Nathan Bijur, for the motion.
Thos. Hart, Jr., and Sam'l Dickson, opposed.
Mr. Chief Justice FULLER, after stating the facts in the foregoing language, delivered the opinion of the court.
Without discussing the various matters urged upon our attention by counsel for the petitioner, it is sufficient to say that we are of opinion that the leave asked for cannot be granted.
1. Where it appears that the court whose action is sought to be prohibited has clearly no jurisdiction of the cause originally, or of some collateral matter arising therein, a party who has objected to the jurisdiction at the outset, and has no other remedy, is entitled to a writ of prohibition as a matter [155 U.S. 396, 403] of right. But where there is another legal remedy by appeal or otherwise, or where the question of the jurisdiction of the court is doubtful, or depends on facts which are not made matter of record, or where the application is made by a stranger, the granting or refusal of the writ is discretionary. Nor is the granting of the writ obligatory where the case has gone to sentence, and the want of jurisdiction does not appear upon the face of the proceedings. Smith v. Whitney, 116 U.S. 167, 173 , 6 S. Sup. Ct. 570; In re Cooper, 143 U.S. 472, 495 , 12 S. Sup. Ct. 453. Tested by these rules, we are clear that a proper case is not made for awarding the writ of prohibition.
2. The writ of mandamus cannot be issued to compel the court below to decide a matter before it in a particular way, or to review its judicial action had in the exercise of legitimate jurisdiction. The writ cannot be used to perform the office of an appeal or writ of error, even if no appeal or writ of error is given by law. American Const. Co. v. Jacksonville Ry. Co., 148 U.S. 372, 379 , 13 S. Sup. Ct. 758.

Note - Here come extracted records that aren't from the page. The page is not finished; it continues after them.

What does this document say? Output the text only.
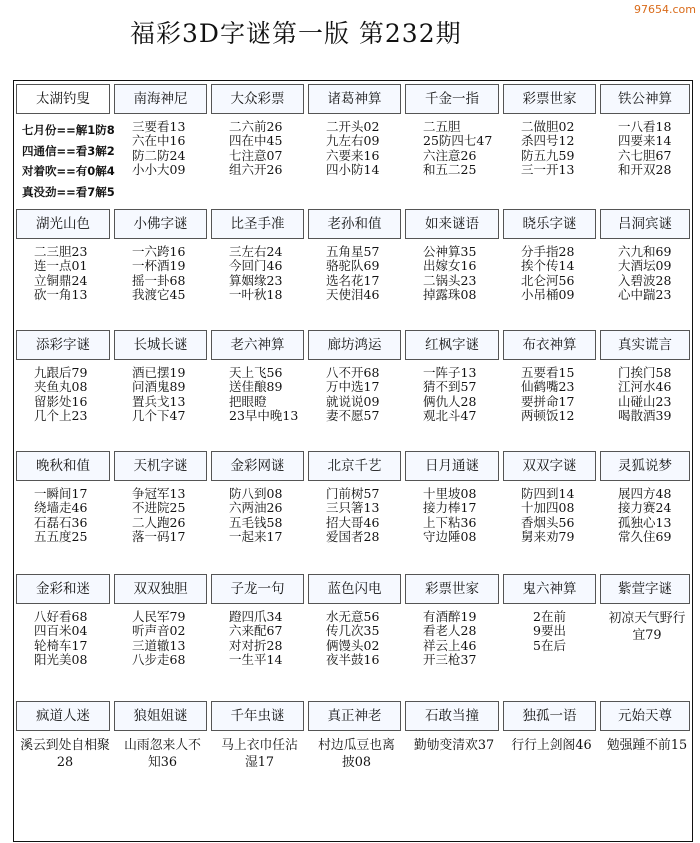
97654.com
福彩3D字谜第一版 第232期
太湖钓叟
七月份==解1防8
四通信==看3解2
对着吹==有0解4
真没劲==看7解5
南海神尼
三要看13
六在中16
防二防24
小小大09
大众彩票
二六前26
四在中45
七注意07
组六开26
诸葛神算
二开头02
九左右09
六要来16
四小防14
千金一指
二五胆
25防四七47
六注意26
和五二25
彩票世家
二做胆02
杀四号12
防五九59
三一开13
铁公神算
一八看18
四要来14
六七胆67
和开双28
湖光山色
二三胆23
连一点01
立铜鼎24
砍一角13
小佛字谜
一六跨16
一杯酒19
摇一卦68
我渡它45
比圣手准
三左右24
今回门46
算姻缘23
一叶秋18
老孙和值
五角星57
骆驼队69
选名花17
天使泪46
如来谜语
公神算35
出嫁女16
二锅头23
掉露珠08
晓乐字谜
分手指28
挨个传14
北仑河56
小吊桶09
吕洞宾谜
六九和69
大酒坛09
入碧波28
心中踹23
添彩字谜
九跟后79
夹鱼丸08
留影处16
几个上23
长城长谜
酒已摆19
问酒鬼89
置兵戈13
几个下47
老六神算
天上飞56
送佳酿89
把眼瞪
23早中晚13
廊坊鸿运
八不开68
万中选17
就说说09
妻不愿57
红枫字谜
一阵子13
猜不到57
俩仇人28
观北斗47
布衣神算
五要看15
仙鹤嘴23
要拼命17
两顿饭12
真实谎言
门挨门58
江河水46
山碰山23
喝散酒39
晚秋和值
一瞬间17
绕墙走46
石磊石36
五五度25
天机字谜
争冠军13
不进院25
二人跑26
落一码17
金彩网谜
防八到08
六两油26
五毛钱58
一起来17
北京千艺
门前树57
三只箸13
招大哥46
爱国者28
日月通谜
十里坡08
接力棒17
上下粘36
守边陲08
双双字谜
防四到14
十加四08
香烟头56
舅来劝79
灵狐说梦
展四方48
接力赛24
孤独心13
常久住69
金彩和迷
八好看68
四百米04
轮椅车17
阳光美08
双双独胆
人民军79
听声音02
三道辙13
八步走68
子龙一句
蹬四爪34
六来配67
对对折28
一生平14
蓝色闪电
水无意56
传几次35
俩馒头02
夜半鼓16
彩票世家
有酒醉19
看老人28
祥云上46
开三枪37
鬼六神算
2在前
9要出
5在后
紫萱字谜
初凉天气野行宜79
疯道人迷
溪云到处自相聚28
狼姐姐谜
山雨忽来人不知36
千年虫谜
马上衣巾任沾湿17
真正神老
村边瓜豆也离披08
石敢当撞
勤劬变清欢37
独孤一语
行行上剑阁46
元始天尊
勉强踵不前15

The circuit court has proceeded to judgment in the premises, and we cannot revise and reverse its decision by resort to this writ in the manner proposed; nor can we command it to adjudicate upon the rights of parties not before it, by directing it to cause securities which may have been deposited to be returned to their owners, and to restore the parties to their original positions. Still less can we direct the hearing of further argument because counsel may consider that the opportunity for the expression of his views and the presentation of objections has not been as ample as in his opinion should have been afforded. The mere fact that in the administration of the assets of an insolvent corporation in the custody of receivers summary proceedings are resorted to does not in itself affect the jurisdiction of the circuit court as having proceeded in excess of its powers; and, where notice has been given, and hearing had, the result cannot properly be interfered with by mandamus. Ex parte Parsons, 150 U.S. 150 , 14 Sup. Ct. 50.
We perceive no ground for the extraordinary interposition of this court by the issue of either of the writs applied for.